Perhaps the reason for our need for perfection is if we feel perfect, flawless, we will be rendered lovable. If we are less than perfect how can we be loved? We find it so easy to love and forgive our friends when they are painfully, endearingly and beautifully flawed. Why is it so difficult for ourselves?

Maybe it’s from being scared of needing someone. I’m 35 years old. I’m supposed to be a big girl now. I should have a career. I should have a car still. I should still own a house. But I don’t anymore. I gave all those things up, including the big girl, when I left my marriage. I should be able to do it on my own. That’s what the ads say. They don’t play Double Mint gum commercials anymore, where pleasure and fun were amplified when in pairs. There’s now a societal pull towards self-sufficiency, I-am-Woman-hear-me-meow mentality where the image of strength within femininity is wearing very powerful lingerie and using giant cans as a weapon of mass affectation.

How do I tell him he feels like home when he holds me?

There’s so much that new love stirs up. The two people in question become mirrors to each other. In the beginning you can see what that other person sees in you: that perfect creature you’ve always wanted to be and sometimes convince yourself you are. The problem is maintaining perfection is an unachievable illusion.

We create things, but if they don’t stand the test of time or technology we scrap it, forgetting the path which took us there and in the end abandoning all and ourselves. We become embarrassed by our past. “We were young and stupid”, we worldly surmise over a luscious cocktail... or nine. We berate ourselves, relinquishing process for product where the final end result had better be fucking good and we’d better have something bling to show for it.

When one has been in a serious, long term relationship (I’d been married for 7 1/2 years), we often end up resenting the other person mostly because we have felt like we’d been taken advantage of. We too had also taken advantage. We know they’re going to be there at the end of the day. We know that as soon as dinner is ready we’re going to head for our appointed stations in front of the television, yet again captivated by an episodic Frasier Crane doing a repeat performance, studio audience’s canned laughter, cold comfort. We say we hate it when we’re in a relationship where one day repeats itself over and over again. A glitch in the Matrix. Not even a glitch, it’s more like a master reel someone inserts; a cinematic day-in-the-life scenario that is rewound and replayed ad infinitum.
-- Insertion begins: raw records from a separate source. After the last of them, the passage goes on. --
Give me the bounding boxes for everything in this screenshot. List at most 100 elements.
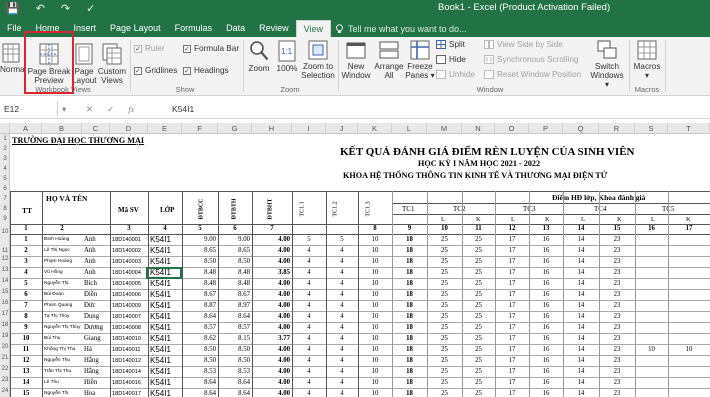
table-cell[interactable]: Lê Thu	[44, 378, 80, 388]
table-cell[interactable]: 17	[497, 246, 527, 256]
table-cell[interactable]: 8.64	[184, 389, 216, 397]
table-cell[interactable]: 25	[429, 378, 460, 388]
row-header[interactable]: 8	[0, 206, 10, 212]
table-cell[interactable]: 25	[464, 345, 493, 355]
column-header[interactable]: L	[392, 123, 427, 134]
table-cell[interactable]: K54I1	[150, 246, 180, 256]
table-cell[interactable]: 25	[429, 356, 460, 366]
table-cell[interactable]: K54I1	[150, 257, 180, 267]
table-cell[interactable]: 18	[394, 257, 425, 267]
table-cell[interactable]: 4	[294, 367, 324, 377]
macros-button[interactable]: Macros ▾	[632, 40, 662, 80]
table-cell[interactable]: 23	[601, 378, 633, 388]
table-cell[interactable]: 8.48	[220, 279, 250, 289]
table-cell[interactable]: 25	[429, 257, 460, 267]
column-header[interactable]: Q	[563, 123, 599, 134]
table-cell[interactable]: 14	[565, 334, 597, 344]
table-cell[interactable]: 18	[394, 323, 425, 333]
table-cell[interactable]: 8.50	[220, 345, 250, 355]
table-cell[interactable]: 14	[565, 301, 597, 311]
table-cell[interactable]: 17	[497, 345, 527, 355]
table-cell[interactable]: 14	[565, 268, 597, 278]
table-cell[interactable]: 8.48	[184, 268, 216, 278]
redo-icon[interactable]: ↷	[61, 2, 70, 15]
table-cell[interactable]: 8.64	[184, 378, 216, 388]
table-cell[interactable]: 18	[394, 367, 425, 377]
table-cell[interactable]: 4.00	[254, 356, 290, 366]
table-cell[interactable]: 25	[429, 268, 460, 278]
table-cell[interactable]: 23	[601, 246, 633, 256]
column-header[interactable]: F	[182, 123, 218, 134]
table-cell[interactable]: 10	[360, 257, 390, 267]
table-cell[interactable]: 23	[601, 279, 633, 289]
table-cell[interactable]: 3.77	[254, 334, 290, 344]
table-cell[interactable]: 16	[531, 235, 561, 245]
table-cell[interactable]: 9	[12, 323, 40, 333]
formula-input[interactable]: K54I1	[172, 101, 194, 117]
table-cell[interactable]: 11	[12, 345, 40, 355]
table-cell[interactable]: Anh	[84, 246, 108, 256]
table-cell[interactable]: 4	[328, 290, 356, 300]
split-button[interactable]: Split	[436, 40, 465, 49]
table-cell[interactable]: 4	[328, 356, 356, 366]
table-cell[interactable]: Anh	[84, 268, 108, 278]
column-header[interactable]: I	[292, 123, 326, 134]
table-cell[interactable]: 8.64	[220, 378, 250, 388]
table-cell[interactable]: 10	[12, 334, 40, 344]
table-cell[interactable]: 18D140014	[112, 367, 146, 377]
table-cell[interactable]: 16	[531, 246, 561, 256]
table-cell[interactable]: 23	[601, 323, 633, 333]
table-cell[interactable]: 4.00	[254, 312, 290, 322]
table-cell[interactable]: 10	[360, 389, 390, 397]
row-header[interactable]: 5	[0, 176, 10, 182]
table-cell[interactable]: 25	[429, 323, 460, 333]
table-cell[interactable]: 8.48	[184, 279, 216, 289]
table-cell[interactable]: 10	[360, 334, 390, 344]
table-cell[interactable]: 17	[497, 235, 527, 245]
table-cell[interactable]: 4	[328, 257, 356, 267]
row-header[interactable]: 21	[0, 355, 10, 361]
table-cell[interactable]: 2	[12, 246, 40, 256]
table-cell[interactable]: 5	[328, 235, 356, 245]
table-cell[interactable]: 17	[497, 301, 527, 311]
cancel-icon[interactable]: ✕	[86, 101, 93, 117]
column-header[interactable]: O	[495, 123, 529, 134]
table-cell[interactable]: 10	[360, 268, 390, 278]
table-cell[interactable]: 10	[360, 323, 390, 333]
table-cell[interactable]: Nguyễn Thị Thùy	[44, 323, 80, 333]
table-cell[interactable]: 18	[394, 268, 425, 278]
table-cell[interactable]: Hằng	[84, 367, 108, 377]
table-cell[interactable]: 18	[394, 290, 425, 300]
table-cell[interactable]: 17	[497, 290, 527, 300]
table-cell[interactable]: 18D140007	[112, 312, 146, 322]
row-header[interactable]: 13	[0, 267, 10, 273]
table-cell[interactable]: 8.48	[220, 268, 250, 278]
table-cell[interactable]: 10	[360, 345, 390, 355]
zoom-button[interactable]: Zoom	[246, 40, 272, 73]
table-cell[interactable]: 18D140005	[112, 279, 146, 289]
table-cell[interactable]: K54I1	[150, 312, 180, 322]
tell-me-box[interactable]: Tell me what you want to do...	[331, 20, 467, 37]
name-box[interactable]: E12	[0, 101, 58, 117]
insert-function-icon[interactable]: fx	[128, 101, 134, 117]
table-cell[interactable]: 17	[497, 367, 527, 377]
table-cell[interactable]: K54I1	[150, 235, 180, 245]
table-cell[interactable]: 13	[12, 367, 40, 377]
table-cell[interactable]: Khổng Thị Thu	[44, 345, 80, 355]
table-cell[interactable]: 10	[360, 235, 390, 245]
table-cell[interactable]: 18D140001	[112, 235, 146, 245]
column-header[interactable]: P	[529, 123, 563, 134]
synchronous-scrolling-button[interactable]: Synchronous Scrolling	[484, 55, 578, 64]
freeze-panes-button[interactable]: Freeze Panes ▾	[405, 40, 435, 80]
table-cell[interactable]: 14	[565, 323, 597, 333]
table-cell[interactable]: 17	[497, 378, 527, 388]
row-header[interactable]: 15	[0, 289, 10, 295]
table-cell[interactable]: Nguyễn Thị	[44, 389, 80, 397]
row-header[interactable]: 20	[0, 344, 10, 350]
table-cell[interactable]: Dung	[84, 312, 108, 322]
table-cell[interactable]: 10	[360, 290, 390, 300]
table-cell[interactable]: 8.97	[220, 301, 250, 311]
table-cell[interactable]: 8.64	[220, 312, 250, 322]
row-header[interactable]: 12	[0, 256, 10, 262]
table-cell[interactable]: 4	[294, 312, 324, 322]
One’s life amounting to nothing more than edited dailies, eventually understanding fully how there is no greater loneliness than the lonely felt while being with a partner.

So we move on (give up?) when the going gets boring and there’s no sign of hope or light. We resolve to take this new knowledge, the stuff we don’t want, into the next relationship. But where does that leave us? Being a bunch of spoiled kids with miniscule attention spans never fully understanding the sacrifice and potential payoff of total commitment? Or in search of true love? I don’t know.

What I do know is when I look at the new one it’s absolutely exhilerating. When he holds me it feels like home. He’s careful and considerate. He’s flawed. He’s marvellous. But falling in love with someone new really makes you examine all the bits of yourself that you just relaxed into and didn’t really care about because there had already been someone who claimed loved you, knew you, even when you didn’t feel you were getting the kind of love you wanted or hoped you deserved.

I think I’m just scared of the response. What if my feelings aren’t reciprocated? I know I should remember that Donald Kaufman line from Adaptation, “You are what you love, not what loves you”, but it feels like such a huge risk. I don’t really think the odds are against me. I just never realised how chicken I can be. Love’s making me question everything. Myself. My surroundings. The way I’ve been living my life up until now. I feel like a death-defying tight-rope walker with no balancing rod, just an empty, cavernous pit below me.

But I do see his smile. The safety net.